Diante disso, seu tratamento deve lidar principalmente com o aspecto da dor (componente hormonal e anti-inflamatório) e o da infertilidade. O ginecologista explica que enfoque da dor envolve terapias hormonais como pílulas combinadas ou métodos progestagênicos isolados, como dispositivos intrauterinos e o implante subcutâneo, associado a uma completa mudança no estilo de vida, adotando hábitos saudáveis baseados em uma boa alimentação e atividade física regular, que ajudam a combater o componente inflamatório da doença. “Somente em casos específicos, principalmente dor refratária ao tratamento clínico e complicações como a obstrução intestinal, o tratamento cirúrgico é indicado”, argumenta.
Já para as pacientes que desejam engravidar, o especialista em reprodução humana ressalta que a fertilização in vitro é hoje o tratamento que oferece as melhores chances de sucesso.
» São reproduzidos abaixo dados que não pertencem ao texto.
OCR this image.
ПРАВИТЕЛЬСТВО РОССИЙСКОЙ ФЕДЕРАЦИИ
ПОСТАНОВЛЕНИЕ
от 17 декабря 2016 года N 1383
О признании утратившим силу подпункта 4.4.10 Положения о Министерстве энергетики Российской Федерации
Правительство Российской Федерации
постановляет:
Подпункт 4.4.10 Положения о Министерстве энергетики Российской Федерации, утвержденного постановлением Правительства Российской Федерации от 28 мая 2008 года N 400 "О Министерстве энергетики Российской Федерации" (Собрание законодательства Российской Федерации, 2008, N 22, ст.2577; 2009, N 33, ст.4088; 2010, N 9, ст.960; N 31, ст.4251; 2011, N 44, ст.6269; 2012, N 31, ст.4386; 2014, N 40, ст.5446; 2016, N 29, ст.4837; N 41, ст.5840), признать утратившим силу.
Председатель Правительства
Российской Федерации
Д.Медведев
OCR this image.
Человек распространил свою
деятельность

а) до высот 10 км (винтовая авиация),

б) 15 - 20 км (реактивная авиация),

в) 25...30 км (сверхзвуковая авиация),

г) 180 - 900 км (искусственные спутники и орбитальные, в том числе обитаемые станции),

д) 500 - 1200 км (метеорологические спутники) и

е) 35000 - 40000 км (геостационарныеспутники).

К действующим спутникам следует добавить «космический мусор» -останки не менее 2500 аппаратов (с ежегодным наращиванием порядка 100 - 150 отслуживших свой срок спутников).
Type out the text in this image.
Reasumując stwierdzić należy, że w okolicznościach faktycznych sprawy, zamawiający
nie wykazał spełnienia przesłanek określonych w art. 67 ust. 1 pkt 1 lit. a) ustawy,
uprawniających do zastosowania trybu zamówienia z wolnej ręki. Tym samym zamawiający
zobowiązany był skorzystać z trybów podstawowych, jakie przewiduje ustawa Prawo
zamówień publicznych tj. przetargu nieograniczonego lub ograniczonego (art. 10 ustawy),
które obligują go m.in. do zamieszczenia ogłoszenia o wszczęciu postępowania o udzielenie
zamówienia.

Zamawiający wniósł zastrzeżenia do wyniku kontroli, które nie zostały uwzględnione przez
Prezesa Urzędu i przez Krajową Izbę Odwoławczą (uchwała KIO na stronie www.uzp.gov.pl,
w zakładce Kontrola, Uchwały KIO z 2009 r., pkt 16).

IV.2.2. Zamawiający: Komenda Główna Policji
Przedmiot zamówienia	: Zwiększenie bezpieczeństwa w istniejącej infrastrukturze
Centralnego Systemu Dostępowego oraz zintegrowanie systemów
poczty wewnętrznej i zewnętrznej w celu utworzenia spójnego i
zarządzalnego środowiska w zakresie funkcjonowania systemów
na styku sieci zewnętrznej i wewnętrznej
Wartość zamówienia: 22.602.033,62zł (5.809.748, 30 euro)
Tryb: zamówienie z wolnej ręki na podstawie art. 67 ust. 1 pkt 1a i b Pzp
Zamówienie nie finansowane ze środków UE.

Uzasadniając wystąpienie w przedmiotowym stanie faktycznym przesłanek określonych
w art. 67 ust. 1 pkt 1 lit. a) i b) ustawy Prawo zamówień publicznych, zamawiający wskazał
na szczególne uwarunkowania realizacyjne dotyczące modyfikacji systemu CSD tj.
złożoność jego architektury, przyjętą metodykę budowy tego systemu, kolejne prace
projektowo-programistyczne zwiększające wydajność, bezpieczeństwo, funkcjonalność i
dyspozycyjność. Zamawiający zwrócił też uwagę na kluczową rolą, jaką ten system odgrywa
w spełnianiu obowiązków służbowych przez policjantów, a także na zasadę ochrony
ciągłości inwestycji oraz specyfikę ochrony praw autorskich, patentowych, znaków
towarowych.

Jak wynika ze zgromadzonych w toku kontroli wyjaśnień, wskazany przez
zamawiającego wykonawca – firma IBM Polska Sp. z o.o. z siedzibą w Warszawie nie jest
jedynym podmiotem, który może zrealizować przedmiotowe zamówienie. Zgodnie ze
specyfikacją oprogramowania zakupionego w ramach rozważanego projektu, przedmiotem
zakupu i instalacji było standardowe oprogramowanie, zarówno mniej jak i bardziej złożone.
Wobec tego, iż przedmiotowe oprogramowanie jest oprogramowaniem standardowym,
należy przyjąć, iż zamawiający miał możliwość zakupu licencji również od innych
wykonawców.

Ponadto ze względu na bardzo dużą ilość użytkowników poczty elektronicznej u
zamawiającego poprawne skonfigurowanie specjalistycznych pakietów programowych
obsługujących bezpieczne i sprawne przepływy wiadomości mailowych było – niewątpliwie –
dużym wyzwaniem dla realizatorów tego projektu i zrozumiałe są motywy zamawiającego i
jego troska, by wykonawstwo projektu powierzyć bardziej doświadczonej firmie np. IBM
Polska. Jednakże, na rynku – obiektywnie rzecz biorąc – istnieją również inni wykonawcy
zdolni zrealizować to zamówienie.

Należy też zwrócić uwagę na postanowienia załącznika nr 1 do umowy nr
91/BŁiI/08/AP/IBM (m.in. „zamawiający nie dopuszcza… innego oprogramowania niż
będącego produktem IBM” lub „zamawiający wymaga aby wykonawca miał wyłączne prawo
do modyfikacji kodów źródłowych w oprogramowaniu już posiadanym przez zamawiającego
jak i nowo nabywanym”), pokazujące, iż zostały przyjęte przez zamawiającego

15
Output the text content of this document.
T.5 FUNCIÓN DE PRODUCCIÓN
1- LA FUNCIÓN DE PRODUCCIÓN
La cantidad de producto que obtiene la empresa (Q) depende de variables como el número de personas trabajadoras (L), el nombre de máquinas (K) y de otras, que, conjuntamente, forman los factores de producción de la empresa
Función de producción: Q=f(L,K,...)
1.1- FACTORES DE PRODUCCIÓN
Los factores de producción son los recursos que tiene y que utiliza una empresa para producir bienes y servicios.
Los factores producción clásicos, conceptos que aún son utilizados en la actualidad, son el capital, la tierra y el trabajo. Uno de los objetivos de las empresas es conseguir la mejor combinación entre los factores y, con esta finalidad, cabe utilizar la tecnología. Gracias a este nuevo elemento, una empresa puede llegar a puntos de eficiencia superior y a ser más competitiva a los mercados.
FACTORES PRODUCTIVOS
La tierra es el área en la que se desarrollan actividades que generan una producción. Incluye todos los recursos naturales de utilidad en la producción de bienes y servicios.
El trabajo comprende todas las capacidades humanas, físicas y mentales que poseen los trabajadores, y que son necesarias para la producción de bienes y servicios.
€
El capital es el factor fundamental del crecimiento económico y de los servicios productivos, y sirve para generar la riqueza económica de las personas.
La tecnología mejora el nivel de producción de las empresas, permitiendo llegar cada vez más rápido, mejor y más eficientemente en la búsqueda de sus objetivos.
Mesmo nos casos de doença em estágios avançados, as técnicas de reprodução assistida conseguem devolver boas chances de sucesso à paciente, a depender de outros fatores de infertilidade. “A endometriose distorce a anatomia pélvica, mas na fertilização in vitro não precisamos das trompas, já colocamos o embrião direto na cavidade uterina. Ela também deixa o ambiente pélvico tóxico, mas como aspiramos o óvulo antes do fenômeno ovulatório, ele não entra em contato com esse ambiente”, destaca.
De acordo com Ricardo Pimentel, já existem vários trabalhos comparando mulheres da mesma idade e reserva ovariana, com e sem a doença, com resultados de gravidez semelhantes. “É importante frisar que a estimulação ovariana controlada, necessária durante o tratamento, não piora o quadro e nem aumenta as chances de recidiva da doença. Além disso, já é sabido que o simples fato de ter endometriose não aumenta a probabilidade de o embrião ser alterado geneticamente”, pontua.
Por fim, o médico ginecologista reforça a importância de consultar um especialista em reprodução humana quando é feita a opção pelo tratamento cirúrgico. Segundo ele, métodos como o congelamento de óvulos antes do procedimento podem evitar uma falência ovariana prematura, que encerraria ali a probabilidade da mulher engravidar com os próprios gametas.